INNOVATION

AI Steps In to Rethink the Cost of Grid Upgrades

Hydro Ottawa tests AI to defer grid upgrades and manage peaks, piloting a scalable digital model for modern utilities

11 Feb 2026

Hydro Ottawa sign on utility building exterior

Canada’s power grid is getting a digital brain transplant, and Hydro Ottawa wants artificial intelligence to do the thinking.

With C$6 million in backing from Natural Resources Canada, the utility has launched the Ottawa Distributed Energy Resource Accelerator, or ODERA. The goal is simple but ambitious: use AI to delay expensive grid upgrades without sacrificing reliability.

Electric vehicles, heat pumps, and new housing are pushing electricity demand higher. Traditionally, utilities respond by building more infrastructure. New substations, thicker wires, bigger transformers. It works, but it is costly and slow.

Hydro Ottawa is asking a different question. What if smarter software could buy time?

The pilot, now underway in areas including Kanata North, focuses on forecasting rather than full control. The AI system scans historical usage, weather data, and EV charging patterns to predict when and where demand might spike. Those spikes often last only a few hours, yet they can force utilities to plan major upgrades.

If the system sees a surge coming, it can signal connected devices such as smart thermostats, home batteries, and EV chargers to briefly adjust their consumption. The idea is not to cut power, but to smooth out peaks before they strain equipment.

The savings could be substantial. Delaying even one substation expansion could avoid tens of millions of dollars in spending. For customers, participation may come with incentives and better insight into their own energy habits.

The effort reflects a broader shift across North America.
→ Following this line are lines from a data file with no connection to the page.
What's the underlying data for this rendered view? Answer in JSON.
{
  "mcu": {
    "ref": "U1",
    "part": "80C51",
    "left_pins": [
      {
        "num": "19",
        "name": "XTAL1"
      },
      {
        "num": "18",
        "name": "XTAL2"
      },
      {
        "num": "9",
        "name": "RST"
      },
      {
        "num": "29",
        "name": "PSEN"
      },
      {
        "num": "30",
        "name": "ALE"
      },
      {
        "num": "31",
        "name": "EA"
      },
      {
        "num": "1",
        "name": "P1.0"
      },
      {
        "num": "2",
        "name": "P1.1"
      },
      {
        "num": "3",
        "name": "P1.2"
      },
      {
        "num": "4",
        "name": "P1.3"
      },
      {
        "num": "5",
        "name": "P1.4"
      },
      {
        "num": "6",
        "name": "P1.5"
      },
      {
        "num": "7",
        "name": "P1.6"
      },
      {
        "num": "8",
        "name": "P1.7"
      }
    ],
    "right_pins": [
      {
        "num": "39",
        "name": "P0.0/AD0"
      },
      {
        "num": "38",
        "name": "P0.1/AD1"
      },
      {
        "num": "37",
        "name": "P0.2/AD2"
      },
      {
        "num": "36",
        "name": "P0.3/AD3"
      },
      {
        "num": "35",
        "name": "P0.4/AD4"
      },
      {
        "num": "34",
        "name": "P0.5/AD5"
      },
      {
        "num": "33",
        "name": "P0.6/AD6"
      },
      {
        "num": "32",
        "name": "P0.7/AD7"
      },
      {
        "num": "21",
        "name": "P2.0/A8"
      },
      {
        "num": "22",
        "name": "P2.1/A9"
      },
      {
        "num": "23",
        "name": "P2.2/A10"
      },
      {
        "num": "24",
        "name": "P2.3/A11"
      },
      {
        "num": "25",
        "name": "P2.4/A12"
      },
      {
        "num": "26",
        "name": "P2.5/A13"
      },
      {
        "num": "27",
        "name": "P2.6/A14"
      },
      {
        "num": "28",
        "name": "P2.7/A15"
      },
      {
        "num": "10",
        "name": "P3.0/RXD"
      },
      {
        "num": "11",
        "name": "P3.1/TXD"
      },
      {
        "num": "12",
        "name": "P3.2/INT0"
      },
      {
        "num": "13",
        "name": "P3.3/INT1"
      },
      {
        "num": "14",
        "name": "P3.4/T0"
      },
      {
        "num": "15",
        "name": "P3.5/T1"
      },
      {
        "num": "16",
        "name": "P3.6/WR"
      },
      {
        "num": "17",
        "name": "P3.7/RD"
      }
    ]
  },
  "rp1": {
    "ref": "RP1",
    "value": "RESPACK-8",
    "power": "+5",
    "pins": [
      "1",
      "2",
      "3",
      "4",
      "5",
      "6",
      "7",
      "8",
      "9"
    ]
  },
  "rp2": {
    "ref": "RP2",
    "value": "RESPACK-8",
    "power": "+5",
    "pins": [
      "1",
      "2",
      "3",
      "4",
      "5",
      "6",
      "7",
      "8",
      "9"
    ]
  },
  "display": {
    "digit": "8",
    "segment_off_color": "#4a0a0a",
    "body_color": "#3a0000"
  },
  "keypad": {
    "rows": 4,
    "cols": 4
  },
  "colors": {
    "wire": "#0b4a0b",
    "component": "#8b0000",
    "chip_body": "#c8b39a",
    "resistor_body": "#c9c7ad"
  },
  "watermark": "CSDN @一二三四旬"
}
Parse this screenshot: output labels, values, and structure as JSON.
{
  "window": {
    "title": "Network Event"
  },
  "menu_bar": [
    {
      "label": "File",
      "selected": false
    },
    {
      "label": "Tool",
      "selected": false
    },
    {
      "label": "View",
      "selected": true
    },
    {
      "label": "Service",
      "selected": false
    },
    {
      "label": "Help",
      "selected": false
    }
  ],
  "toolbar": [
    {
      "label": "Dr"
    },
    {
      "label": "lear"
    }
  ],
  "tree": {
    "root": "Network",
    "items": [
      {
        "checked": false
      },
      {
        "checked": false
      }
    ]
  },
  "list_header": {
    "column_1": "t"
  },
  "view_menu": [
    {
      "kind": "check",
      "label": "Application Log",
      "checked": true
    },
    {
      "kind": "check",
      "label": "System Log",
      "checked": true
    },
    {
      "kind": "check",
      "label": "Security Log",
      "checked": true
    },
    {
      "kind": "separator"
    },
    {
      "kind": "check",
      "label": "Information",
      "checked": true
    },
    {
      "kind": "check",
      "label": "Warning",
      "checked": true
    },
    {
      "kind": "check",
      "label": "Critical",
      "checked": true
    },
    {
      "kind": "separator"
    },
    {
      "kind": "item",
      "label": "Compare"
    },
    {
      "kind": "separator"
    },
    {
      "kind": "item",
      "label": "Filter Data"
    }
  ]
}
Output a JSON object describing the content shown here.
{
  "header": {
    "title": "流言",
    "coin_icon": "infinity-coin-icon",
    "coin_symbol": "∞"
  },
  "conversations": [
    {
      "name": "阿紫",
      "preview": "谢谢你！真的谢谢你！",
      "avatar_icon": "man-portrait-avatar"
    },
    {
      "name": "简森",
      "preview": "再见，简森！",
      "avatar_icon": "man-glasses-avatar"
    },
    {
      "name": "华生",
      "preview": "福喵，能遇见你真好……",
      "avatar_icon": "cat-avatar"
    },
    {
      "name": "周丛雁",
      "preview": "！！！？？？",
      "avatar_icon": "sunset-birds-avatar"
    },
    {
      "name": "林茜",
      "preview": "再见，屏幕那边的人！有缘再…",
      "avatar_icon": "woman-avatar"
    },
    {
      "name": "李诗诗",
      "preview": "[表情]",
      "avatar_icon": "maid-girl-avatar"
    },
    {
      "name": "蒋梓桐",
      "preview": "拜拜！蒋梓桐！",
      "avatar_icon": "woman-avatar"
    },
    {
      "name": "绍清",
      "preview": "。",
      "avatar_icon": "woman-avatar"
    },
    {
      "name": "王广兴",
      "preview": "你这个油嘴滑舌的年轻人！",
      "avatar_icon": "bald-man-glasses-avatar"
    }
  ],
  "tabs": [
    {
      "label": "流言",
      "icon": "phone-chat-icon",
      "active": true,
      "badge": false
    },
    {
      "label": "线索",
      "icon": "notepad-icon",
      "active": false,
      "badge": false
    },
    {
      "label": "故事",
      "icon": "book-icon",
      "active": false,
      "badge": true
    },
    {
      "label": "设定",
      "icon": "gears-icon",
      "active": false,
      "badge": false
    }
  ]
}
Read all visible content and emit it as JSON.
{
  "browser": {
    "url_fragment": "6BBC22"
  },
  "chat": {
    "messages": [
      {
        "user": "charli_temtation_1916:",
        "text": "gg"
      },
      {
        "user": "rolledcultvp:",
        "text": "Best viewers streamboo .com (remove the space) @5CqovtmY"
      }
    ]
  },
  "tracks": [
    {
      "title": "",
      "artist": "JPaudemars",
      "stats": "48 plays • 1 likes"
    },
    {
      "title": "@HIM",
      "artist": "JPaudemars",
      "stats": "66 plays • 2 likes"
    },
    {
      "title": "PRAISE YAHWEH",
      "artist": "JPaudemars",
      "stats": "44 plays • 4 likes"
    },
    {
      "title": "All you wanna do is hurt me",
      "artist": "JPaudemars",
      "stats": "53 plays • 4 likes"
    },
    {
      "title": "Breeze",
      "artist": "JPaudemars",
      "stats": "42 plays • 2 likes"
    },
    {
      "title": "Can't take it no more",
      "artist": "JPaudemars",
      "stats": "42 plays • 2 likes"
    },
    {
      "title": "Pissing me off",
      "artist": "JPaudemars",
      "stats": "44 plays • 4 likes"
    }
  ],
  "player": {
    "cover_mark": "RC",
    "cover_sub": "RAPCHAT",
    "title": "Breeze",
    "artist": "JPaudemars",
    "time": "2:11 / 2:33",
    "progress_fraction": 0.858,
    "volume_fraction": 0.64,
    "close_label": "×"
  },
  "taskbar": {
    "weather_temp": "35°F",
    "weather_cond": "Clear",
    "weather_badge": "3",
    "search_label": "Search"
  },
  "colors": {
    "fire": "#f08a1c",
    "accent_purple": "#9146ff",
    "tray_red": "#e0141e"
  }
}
As electrification accelerates, utilities are under pressure to modernize without sending capital costs soaring. Coordinated by AI, clusters of homes and businesses could function like small, local power plants, balancing supply and demand in real time.

There are hurdles. Forecasts must be accurate. Cybersecurity has to be tight. Regulators need to treat digital platforms with the same seriousness as physical infrastructure. And customers must be willing to participate.

Still, the direction is clear. As renewable energy grows and EV adoption climbs, real time grid management is moving from experiment to necessity.

If Hydro Ottawa’s pilot proves it can scale, the future grid may rely less on concrete and steel and more on code.